Ugh I have so many sins to confess tmw at church, you just made me think of many more I've made on that street alone
just ask for directions from a guy with a penis drawn on his window
i just entered cocaine into my calorie counter.
This is random, but did i give u a handjob in the middle of the night or was that a dream?
He was really drunk and I dared him to jump the swimming pool on his bike. Sadly he couldn't. Hey did you know a testicle can burst?
I swear, its like my old fuck buddies have a 6th sense for when I'm going to be daydrunk. Then they start texting me. And then I start sexting them
I'm not mad at you for letting me use my air mattress as a toilet, i'm mad at you for letting me lay back down on it.
Just traded a sandwich for anxiety drugs outside the club.
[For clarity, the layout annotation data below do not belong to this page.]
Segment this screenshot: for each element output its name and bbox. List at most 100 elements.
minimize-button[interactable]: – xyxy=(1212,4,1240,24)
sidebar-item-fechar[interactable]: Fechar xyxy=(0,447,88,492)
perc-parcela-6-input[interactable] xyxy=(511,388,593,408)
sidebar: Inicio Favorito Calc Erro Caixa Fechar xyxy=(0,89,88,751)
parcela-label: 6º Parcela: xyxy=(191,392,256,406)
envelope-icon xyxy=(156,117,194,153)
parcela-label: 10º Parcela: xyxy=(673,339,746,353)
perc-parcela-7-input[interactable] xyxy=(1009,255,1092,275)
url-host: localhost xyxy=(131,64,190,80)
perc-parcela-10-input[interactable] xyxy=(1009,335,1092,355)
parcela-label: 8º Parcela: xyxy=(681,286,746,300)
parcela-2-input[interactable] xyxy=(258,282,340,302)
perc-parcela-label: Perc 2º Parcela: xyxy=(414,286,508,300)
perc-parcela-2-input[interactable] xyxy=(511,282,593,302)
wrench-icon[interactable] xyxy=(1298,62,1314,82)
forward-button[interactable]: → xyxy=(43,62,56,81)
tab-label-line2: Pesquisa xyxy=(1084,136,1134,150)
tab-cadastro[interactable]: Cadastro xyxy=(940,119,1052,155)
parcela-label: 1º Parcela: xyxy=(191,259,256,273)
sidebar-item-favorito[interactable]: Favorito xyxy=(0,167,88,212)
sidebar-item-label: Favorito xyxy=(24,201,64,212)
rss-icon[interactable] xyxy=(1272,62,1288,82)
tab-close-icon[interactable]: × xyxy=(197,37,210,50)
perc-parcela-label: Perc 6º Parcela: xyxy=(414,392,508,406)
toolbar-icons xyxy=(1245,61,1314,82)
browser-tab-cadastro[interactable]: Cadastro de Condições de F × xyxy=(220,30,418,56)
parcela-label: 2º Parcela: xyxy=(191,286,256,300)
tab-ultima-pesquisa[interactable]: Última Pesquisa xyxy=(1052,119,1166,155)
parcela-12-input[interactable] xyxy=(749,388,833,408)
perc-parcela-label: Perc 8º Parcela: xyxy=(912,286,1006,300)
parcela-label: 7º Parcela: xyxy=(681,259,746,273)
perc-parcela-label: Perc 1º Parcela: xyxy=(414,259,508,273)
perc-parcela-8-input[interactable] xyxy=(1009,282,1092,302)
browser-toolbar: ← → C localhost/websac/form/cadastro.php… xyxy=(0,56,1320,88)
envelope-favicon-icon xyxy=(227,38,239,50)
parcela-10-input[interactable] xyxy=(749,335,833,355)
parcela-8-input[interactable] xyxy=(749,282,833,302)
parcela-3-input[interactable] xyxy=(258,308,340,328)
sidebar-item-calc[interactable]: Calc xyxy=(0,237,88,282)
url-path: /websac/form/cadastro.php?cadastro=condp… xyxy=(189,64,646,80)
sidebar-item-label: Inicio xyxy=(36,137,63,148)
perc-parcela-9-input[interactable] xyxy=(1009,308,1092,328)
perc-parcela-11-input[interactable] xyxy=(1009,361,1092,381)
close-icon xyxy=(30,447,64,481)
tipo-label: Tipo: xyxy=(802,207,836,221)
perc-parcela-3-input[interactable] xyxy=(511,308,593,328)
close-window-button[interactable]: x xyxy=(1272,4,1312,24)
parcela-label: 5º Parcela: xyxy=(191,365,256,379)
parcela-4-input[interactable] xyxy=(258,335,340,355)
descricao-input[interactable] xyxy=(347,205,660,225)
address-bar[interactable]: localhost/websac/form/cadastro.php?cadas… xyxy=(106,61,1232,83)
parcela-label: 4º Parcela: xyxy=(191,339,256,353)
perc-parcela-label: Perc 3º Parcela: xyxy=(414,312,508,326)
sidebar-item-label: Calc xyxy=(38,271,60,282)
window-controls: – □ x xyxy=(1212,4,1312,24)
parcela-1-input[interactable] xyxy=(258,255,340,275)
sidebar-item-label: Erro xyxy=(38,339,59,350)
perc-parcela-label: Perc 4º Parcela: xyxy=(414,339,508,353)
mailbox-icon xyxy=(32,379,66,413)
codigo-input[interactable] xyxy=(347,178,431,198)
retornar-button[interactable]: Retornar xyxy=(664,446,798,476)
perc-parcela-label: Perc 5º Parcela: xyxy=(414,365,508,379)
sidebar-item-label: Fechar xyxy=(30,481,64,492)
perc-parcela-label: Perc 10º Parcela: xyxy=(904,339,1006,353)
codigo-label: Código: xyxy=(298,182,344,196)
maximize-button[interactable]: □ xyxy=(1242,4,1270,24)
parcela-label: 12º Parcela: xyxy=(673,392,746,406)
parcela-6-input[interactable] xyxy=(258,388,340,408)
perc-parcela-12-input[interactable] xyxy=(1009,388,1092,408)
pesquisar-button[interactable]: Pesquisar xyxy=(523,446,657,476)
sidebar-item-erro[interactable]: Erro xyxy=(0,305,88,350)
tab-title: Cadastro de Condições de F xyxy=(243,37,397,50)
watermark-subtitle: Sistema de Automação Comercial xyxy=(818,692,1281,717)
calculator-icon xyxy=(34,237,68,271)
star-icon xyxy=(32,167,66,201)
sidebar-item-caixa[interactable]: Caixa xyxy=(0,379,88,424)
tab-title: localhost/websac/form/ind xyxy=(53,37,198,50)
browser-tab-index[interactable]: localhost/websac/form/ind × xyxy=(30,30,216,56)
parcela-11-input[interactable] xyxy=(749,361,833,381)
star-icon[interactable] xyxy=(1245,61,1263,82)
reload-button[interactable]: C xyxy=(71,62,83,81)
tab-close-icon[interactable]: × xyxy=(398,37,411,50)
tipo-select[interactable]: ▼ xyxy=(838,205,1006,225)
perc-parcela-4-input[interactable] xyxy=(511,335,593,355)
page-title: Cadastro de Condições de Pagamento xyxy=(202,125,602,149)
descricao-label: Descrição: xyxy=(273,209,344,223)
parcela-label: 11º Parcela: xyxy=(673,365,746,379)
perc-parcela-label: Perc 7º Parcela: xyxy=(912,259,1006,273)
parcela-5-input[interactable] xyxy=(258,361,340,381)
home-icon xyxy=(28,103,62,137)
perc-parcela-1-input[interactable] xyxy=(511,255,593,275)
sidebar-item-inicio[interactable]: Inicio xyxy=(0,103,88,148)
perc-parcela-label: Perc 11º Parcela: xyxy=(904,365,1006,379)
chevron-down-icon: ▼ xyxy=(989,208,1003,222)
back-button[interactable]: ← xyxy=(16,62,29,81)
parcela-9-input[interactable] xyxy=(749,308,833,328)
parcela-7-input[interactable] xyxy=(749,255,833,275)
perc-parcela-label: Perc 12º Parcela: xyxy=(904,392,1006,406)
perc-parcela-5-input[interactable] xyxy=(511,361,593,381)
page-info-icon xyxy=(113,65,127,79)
I fuckin' LOVE this place.
Everyone was in the walk-in getting high, and I had to be all cool. Serving soup and salads. Night manager status doesn't pay enough.
I went with plan f. get drunk and start a fire in my yard
Omg this place. I'm at a neighborhood party. My mom has kissed two other moms. Where am I
I just had a random tinder dude give me a ride home from school because my car is dead. Tinder rules! It's like Uber, but with boys who want to impress you.
Fun FACT Saturday: Semen is great for my acid reflux
So this morning when I woke up. I found my refrigerator open and no more food. It was empty, I'm home alone for the week. Where in hell did that food go?